About malware features
For the past two weeks I’ve been experimenting with various malware feature transformations and combinations. It came to my understanding that using any Euclidean distance-based clustering for a dataset where more than 95% of boolean features might not be the best approach.
In our case there is significantly more features than data samples what usually has a detrimental effect on clustering. # data points » # features is usually advisable, with the number of features being around 10% of the number of samples for the best effects. If this does not hold noisy features can be overwhelming for clustering especially when some clusters are underrepresented in the data.
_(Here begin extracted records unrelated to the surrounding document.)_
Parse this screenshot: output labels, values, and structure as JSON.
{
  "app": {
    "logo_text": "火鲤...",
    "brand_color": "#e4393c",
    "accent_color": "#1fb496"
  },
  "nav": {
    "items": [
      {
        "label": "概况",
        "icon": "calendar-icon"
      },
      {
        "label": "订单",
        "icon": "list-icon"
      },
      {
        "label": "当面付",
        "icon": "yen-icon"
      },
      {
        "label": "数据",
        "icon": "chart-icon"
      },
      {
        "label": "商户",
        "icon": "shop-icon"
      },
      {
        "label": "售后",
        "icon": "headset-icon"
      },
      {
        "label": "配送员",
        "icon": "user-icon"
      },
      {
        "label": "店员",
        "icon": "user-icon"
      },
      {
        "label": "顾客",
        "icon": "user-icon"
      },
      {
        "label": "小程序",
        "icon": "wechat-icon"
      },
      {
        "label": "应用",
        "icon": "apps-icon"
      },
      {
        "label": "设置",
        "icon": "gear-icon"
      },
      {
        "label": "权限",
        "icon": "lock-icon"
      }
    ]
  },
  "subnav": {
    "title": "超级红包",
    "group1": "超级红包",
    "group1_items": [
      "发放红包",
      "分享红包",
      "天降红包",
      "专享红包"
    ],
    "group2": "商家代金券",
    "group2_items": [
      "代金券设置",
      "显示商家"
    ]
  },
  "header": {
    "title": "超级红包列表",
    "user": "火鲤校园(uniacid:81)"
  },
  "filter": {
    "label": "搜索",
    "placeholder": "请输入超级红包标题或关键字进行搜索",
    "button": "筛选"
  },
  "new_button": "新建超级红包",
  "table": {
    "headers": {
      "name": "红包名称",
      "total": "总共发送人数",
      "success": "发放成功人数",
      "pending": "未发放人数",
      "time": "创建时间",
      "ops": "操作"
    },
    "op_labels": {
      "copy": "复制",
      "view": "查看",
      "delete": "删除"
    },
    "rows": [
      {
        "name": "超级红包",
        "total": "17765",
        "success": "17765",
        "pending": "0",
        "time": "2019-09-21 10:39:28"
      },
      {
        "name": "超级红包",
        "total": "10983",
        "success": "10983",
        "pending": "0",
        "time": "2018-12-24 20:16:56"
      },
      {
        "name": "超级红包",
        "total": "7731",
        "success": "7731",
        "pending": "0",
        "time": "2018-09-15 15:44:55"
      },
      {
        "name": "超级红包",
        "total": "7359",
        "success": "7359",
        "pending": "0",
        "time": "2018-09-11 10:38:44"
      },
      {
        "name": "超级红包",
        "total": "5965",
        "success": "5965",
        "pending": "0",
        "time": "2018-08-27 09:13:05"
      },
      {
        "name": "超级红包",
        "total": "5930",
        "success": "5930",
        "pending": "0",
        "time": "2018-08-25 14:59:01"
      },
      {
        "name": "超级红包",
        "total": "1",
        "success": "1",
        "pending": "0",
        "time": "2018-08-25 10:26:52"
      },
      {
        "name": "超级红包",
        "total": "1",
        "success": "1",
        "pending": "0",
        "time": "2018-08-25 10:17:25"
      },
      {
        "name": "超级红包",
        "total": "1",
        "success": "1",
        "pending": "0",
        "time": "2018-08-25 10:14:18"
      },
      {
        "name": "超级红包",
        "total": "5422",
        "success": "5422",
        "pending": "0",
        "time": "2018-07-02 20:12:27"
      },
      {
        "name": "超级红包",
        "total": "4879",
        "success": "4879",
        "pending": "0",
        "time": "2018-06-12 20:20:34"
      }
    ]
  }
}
Some of the clustering possibilities are presented below.
Full feature
Using the full feature set (19187 features) gives us 57 outliers (out of 199 malware samples) with clusters fit being (HDBSCAN: min_cluster_size=5, min_samples=1):
| Adjusted Random Index | 0.203094 |
| Adjusted Mutual Information Score | 0.338447 |
| Completeness | 0.563312 |
| Silhouette Coefficient | -0.197215 |
| V-measure | 0.556734 |
| Homogeneity | 0.550308 |
and clusters and outliers fit:
| Adjusted Random Index | 0.082914 |
| Adjusted Mutual Information Score | 0.212254 |
| Completeness | 0.504984 |
| Silhouette Coefficient | 0.216329 |
| V-measure | 0.465022 |
| Homogeneity | 0.430921 |
and not so good clusters when inspected closer.
Simple feature
Simple features have 61 features and 36 outliers (HDBSCAN: min_cluster_size=5, min_samples=1) with clustering fit:
| Adjusted Random Index | 0.133554 |
| Adjusted Mutual Information Score | 0.269060 |
| Completeness | 0.522440 |
| Silhouette Coefficient | -0.124457 |
| V-measure | 0.501318 |
| Homogeneity | 0.481838 |
and clustering with outliers fit:
| Adjusted Random Index | 0.089312 |
| Adjusted Mutual Information Score | 0.214820 |
| Completeness | 0.489151 |
| Silhouette Coefficient | 0.269974 |
| V-measure | 0.462284 |
| Homogeneity | 0.438215 |
and again not so good clusters when inspected closer.
Numerical features
There are 21 numerical features 21, with clustering (HDBSCAN: min_cluster_size=7, min_samples=1) resulting in 49 outliers and cluster fit:
| Adjusted Random Index | 0.164326 |
| Adjusted Mutual Information Score | 0.263059 |
| Completeness | 0.502374 |
| Silhouette Coefficient | -0.607331 |
| V-measure | 0.479650 |
| Homogeneity | 0.458894 |
and clustering + oultiers fit:
| Adjusted Random Index | 0.108847 |
| Adjusted Mutual Information Score | 0.199091 |
| Completeness | 0.490092 |
| Silhouette Coefficient | 0.276731 |
| V-measure | 0.437520 |
| Homogeneity | 0.395134 |
and again not so good clusters when inspected closer. Nevertheless, very good results when considering the results and the number of features used.
Simple features: reduced dimensionality
I have also experimented with variety of combination of these: using log binning for the numerical features and various thresholding to delete the sparse feature; some of them resulted in quite good clustering with the best result achieved by simple features where only features covering more than 10% of the examples were used (17 features). Clustering (HDBSCAN: min_cluster_size=5, min_samples=1) resulted in 57 outliers with the cluster fit statistics:
| Adjusted Random Index | 0.230443 |
| Adjusted Mutual Information Score | 0.363688 |
| Completeness | 0.588787 |
| Silhouette Coefficient | -0.175176 |
| V-measure | 0.575281 |
| Homogeneity | 0.562382 |
and clustering + outliers statistics:
| Adjusted Random Index | 0.107736 |
| Adjusted Mutual Information Score | 0.230274 |
| Completeness | 0.516208 |
| Silhouette Coefficient | 0.326374 |
| V-measure | 0.478756 |
| Homogeneity | 0.446371 |
Clusters visualisation
-1 cluster statistics
0 cluster statistics
1 cluster statistics
2 cluster statistics
3 cluster statistics
4 cluster statistics
5 cluster statistics
6 cluster statistics
7 cluster statistics
8 cluster statistics
9 cluster statistics
10 cluster statistics
11 cluster statistics
12 cluster statistics
13 cluster statistics
Summary
To sum up, we have good features but they are underrepresented in the simple dataset used for the development of cuckoml; to many samples are healthy (none label). Furthermore, the problem with combining binary (vast majority) with all the rest of the features causes them to become far apart, hence, undermines the clustering mechanisms; unfortunately, applying log-binning to the numerical features is of little help here.